Looking for some help understanding how to optimize some array processing, targeting some postgis compatible data types. The input data looks like this:
{
"items": [
{
"id": 10000,
"coords": [[644, 1347, 1], [653, 1353, 1], [637, 1358, 1], [633, 1362, 1]]
}
]
}
Here is what I've tried:
import json
import numpy
import ppygis
import time
start_time = time.time()
with open('example.json') as fp:
d = json.load(fp)
print "file load time:"
print time.time() - start_time
"""
standard python
"""
start_time = time.time()
py_array = d['items'][0]['coords']
print "array creation:"
print time.time() - start_time
start_time = time.time()
a = [' '.join(map(str, c)) for c in py_array]

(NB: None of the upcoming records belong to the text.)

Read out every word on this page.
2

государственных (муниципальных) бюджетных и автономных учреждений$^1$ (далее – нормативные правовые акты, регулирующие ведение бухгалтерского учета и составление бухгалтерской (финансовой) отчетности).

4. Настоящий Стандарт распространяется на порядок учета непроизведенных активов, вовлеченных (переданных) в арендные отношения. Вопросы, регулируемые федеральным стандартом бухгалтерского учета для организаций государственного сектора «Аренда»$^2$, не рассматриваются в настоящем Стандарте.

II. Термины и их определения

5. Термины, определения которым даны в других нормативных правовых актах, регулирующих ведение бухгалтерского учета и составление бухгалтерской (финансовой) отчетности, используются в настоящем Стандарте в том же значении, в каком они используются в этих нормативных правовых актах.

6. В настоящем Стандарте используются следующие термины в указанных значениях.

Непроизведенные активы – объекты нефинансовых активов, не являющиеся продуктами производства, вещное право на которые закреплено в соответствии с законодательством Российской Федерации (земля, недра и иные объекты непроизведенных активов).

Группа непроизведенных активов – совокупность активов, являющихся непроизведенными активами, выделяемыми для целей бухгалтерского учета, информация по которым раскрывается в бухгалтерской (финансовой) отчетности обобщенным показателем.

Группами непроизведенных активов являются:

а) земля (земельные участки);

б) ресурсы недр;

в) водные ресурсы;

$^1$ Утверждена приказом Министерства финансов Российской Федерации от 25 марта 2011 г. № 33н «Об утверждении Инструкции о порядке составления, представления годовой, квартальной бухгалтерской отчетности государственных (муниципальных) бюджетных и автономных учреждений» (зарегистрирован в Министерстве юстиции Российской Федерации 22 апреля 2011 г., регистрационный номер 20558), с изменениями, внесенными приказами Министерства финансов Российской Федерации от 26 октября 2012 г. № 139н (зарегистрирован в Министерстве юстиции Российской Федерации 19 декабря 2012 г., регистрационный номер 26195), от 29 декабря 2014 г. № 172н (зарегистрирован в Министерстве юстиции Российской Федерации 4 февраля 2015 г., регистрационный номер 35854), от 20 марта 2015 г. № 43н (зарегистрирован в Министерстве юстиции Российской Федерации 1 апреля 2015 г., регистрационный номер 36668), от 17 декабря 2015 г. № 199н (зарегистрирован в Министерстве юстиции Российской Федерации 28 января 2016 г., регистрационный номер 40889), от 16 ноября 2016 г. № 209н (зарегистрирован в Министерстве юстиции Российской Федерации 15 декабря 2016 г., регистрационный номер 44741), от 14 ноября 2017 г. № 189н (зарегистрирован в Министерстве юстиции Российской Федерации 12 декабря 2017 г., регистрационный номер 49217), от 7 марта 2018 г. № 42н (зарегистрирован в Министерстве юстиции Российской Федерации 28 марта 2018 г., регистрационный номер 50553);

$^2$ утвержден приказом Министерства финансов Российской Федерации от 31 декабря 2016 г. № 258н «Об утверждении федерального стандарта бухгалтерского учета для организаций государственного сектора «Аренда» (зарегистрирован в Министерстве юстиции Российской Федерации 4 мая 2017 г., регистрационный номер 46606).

b = '(' + ') ('.join(map(str, a)) + ')'
print "python array string processing time:"
print time.time() - start_time
start_time = time.time()
c = [ppygis.Point(p[0], p[1], p[2]) for p in py_array]
print "python array ppygis:"
print time.time() - start_time
"""
numpy
"""
start_time = time.time()
numpy_array = numpy.array(d['items'][0]['coords'])
print "numpy array creation:"
print time.time() - start_time
start_time = time.time()
a = [' '.join(map(str, c)) for c in numpy_array]
b = '(' + ') ('.join(map(str, a)) + ')'
print "numpy array string processing time:"
print time.time() - start_time
start_time = time.time()
c = [ppygis.Point(p[0], p[1], p[2]) for p in numpy_array]
print "numpy array ppygis:"
print time.time() - start_time
This is the output:
file load time:
8.29696655273e-05
array creation:
2.86102294922e-06
python array string processing time:
1.09672546387e-05
python array ppygis:
8.10623168945e-06
numpy array creation:
1.31130218506e-05
numpy array string processing time:
0.000116109848022
numpy array ppygis:
3.60012054443e-05
Why are the operations using the numpy arrays so much slower than the normal python array?